8 June 2025
Following explosive media reports in Germany about secret cooperation between the European Commission and environmental activist NGOs, the Co-Chairmen of the European Conservatives and Reformists (ECR) Group, MEPs Nicola Procaccini and Patryk Jaki, are calling – yet again and more decisively than ever – for the establishment of a parliamentary committee of inquiry
According to the Welt am Sonntag, Commission officials concluded covert agreements with selected NGOs, paying them substantial sums in exchange for coordinated campaigns, legal actions and lobbying efforts. These included efforts to undermine energy infrastructure, trade agreements, and even initiatives supported by other Commission departments or national governments.
The ECR Group has been warning for months about the possible lack of transparency surrounding EU funds allocated to NGOs, and has repeatedly pushed for a full parliamentary inquiry. So far, however, the proposal has been blocked from the agenda by other political groups in Parliament.
According to the two ECR leaders, the recent revelations confirm that a limited working group within the Budgetary Control Committee would be inadequate.
“We have long warned that parts of the NGO sector might have been instrumentalised to push a highly ideological agenda within the EU institutions,” said ECR Co-Chairman Nicola Procaccini (FdI, Italy).
“Now, another series of serious indications has emerged, pointing to orchestrated political activism, covertly funded by the Commission and shielded from democratic oversight.”
“We must prevent this from turning into a fundamental breach of trust in the European Union.”

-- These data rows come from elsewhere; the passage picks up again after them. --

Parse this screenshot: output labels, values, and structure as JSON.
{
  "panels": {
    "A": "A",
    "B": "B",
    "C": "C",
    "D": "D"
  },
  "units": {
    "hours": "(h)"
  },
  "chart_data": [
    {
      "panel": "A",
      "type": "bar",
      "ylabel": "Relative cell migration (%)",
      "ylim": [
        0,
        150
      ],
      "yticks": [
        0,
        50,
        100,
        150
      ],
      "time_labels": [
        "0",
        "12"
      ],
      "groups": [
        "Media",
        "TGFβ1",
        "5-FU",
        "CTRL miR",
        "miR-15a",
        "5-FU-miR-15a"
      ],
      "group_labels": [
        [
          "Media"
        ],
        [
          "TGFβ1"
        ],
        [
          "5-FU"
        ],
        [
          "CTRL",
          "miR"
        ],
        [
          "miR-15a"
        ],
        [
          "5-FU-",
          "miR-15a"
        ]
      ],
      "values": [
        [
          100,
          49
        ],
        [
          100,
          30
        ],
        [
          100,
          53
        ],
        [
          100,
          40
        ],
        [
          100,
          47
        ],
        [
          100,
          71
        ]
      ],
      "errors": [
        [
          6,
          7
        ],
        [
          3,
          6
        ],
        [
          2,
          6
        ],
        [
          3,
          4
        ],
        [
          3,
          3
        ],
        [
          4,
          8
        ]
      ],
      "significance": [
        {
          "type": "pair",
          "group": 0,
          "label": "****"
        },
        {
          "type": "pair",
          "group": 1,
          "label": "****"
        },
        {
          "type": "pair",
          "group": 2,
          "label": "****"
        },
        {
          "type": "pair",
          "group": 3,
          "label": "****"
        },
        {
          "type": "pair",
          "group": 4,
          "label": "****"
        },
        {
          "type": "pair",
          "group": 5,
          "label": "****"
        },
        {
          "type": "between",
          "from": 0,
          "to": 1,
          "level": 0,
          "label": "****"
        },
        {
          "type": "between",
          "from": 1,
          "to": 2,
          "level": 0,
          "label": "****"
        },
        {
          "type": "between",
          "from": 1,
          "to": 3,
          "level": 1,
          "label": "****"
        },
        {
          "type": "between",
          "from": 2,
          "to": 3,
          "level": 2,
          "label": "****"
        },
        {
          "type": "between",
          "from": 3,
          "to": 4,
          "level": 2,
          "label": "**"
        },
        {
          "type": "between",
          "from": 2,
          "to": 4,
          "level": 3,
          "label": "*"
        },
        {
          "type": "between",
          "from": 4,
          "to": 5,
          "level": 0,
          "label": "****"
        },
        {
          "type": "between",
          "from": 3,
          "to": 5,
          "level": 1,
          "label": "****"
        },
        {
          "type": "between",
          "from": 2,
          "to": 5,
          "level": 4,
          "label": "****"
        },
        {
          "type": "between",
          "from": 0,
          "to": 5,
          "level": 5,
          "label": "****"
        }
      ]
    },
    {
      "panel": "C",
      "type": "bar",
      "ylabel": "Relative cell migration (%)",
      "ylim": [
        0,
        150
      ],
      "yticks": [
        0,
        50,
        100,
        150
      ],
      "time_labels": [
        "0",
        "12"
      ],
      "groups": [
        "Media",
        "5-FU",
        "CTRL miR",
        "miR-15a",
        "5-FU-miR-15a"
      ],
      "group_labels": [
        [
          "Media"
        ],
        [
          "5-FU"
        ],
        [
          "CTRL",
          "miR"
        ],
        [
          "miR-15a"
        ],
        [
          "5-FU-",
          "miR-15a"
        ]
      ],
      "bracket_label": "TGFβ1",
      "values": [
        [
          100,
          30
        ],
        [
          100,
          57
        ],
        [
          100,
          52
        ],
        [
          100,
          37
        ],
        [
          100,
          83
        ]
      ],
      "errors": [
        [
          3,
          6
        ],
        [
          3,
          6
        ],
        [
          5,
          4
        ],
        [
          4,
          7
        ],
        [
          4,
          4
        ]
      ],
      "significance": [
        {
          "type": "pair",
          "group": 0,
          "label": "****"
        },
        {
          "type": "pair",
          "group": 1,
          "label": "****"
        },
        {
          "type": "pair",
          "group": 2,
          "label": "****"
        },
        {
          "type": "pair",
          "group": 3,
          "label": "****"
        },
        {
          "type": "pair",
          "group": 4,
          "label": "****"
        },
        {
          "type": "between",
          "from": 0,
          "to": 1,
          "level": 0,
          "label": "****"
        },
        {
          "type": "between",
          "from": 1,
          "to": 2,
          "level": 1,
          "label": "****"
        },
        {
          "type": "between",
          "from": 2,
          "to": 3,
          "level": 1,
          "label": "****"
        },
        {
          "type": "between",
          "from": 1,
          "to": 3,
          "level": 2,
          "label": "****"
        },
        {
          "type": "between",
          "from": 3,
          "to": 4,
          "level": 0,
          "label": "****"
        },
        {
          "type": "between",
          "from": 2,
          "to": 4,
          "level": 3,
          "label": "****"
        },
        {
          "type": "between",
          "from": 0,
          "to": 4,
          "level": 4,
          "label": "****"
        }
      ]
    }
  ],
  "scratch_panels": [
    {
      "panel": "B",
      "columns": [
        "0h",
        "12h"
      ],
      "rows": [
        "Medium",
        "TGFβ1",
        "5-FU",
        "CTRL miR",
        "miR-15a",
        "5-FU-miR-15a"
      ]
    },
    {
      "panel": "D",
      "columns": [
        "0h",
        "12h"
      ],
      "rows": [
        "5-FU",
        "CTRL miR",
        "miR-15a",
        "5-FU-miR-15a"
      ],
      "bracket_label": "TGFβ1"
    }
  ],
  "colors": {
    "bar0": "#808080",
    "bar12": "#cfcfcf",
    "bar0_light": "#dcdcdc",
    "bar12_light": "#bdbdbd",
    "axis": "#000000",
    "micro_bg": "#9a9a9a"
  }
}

Co-Chairman Patryk Jaki (PiS, Poland) stated:
“What we are seeing is not a partnership with civil society, but a possible form of outsourced lobbying – financed with taxpayers’ money and used to steer political outcomes in secret.”
“What is at stake is nothing less than trust in the European Institutions themselves – and we must not allow that trust to be fundamentally undermined.”
The ECR Group stresses that the integrity of the EU’s policymaking process is at stake. It reiterates its call for a comprehensive investigation into the scope, conditions, and political objectives behind EU funding of NGOs – to ensure accountability, transparency, and respect for democratic principles.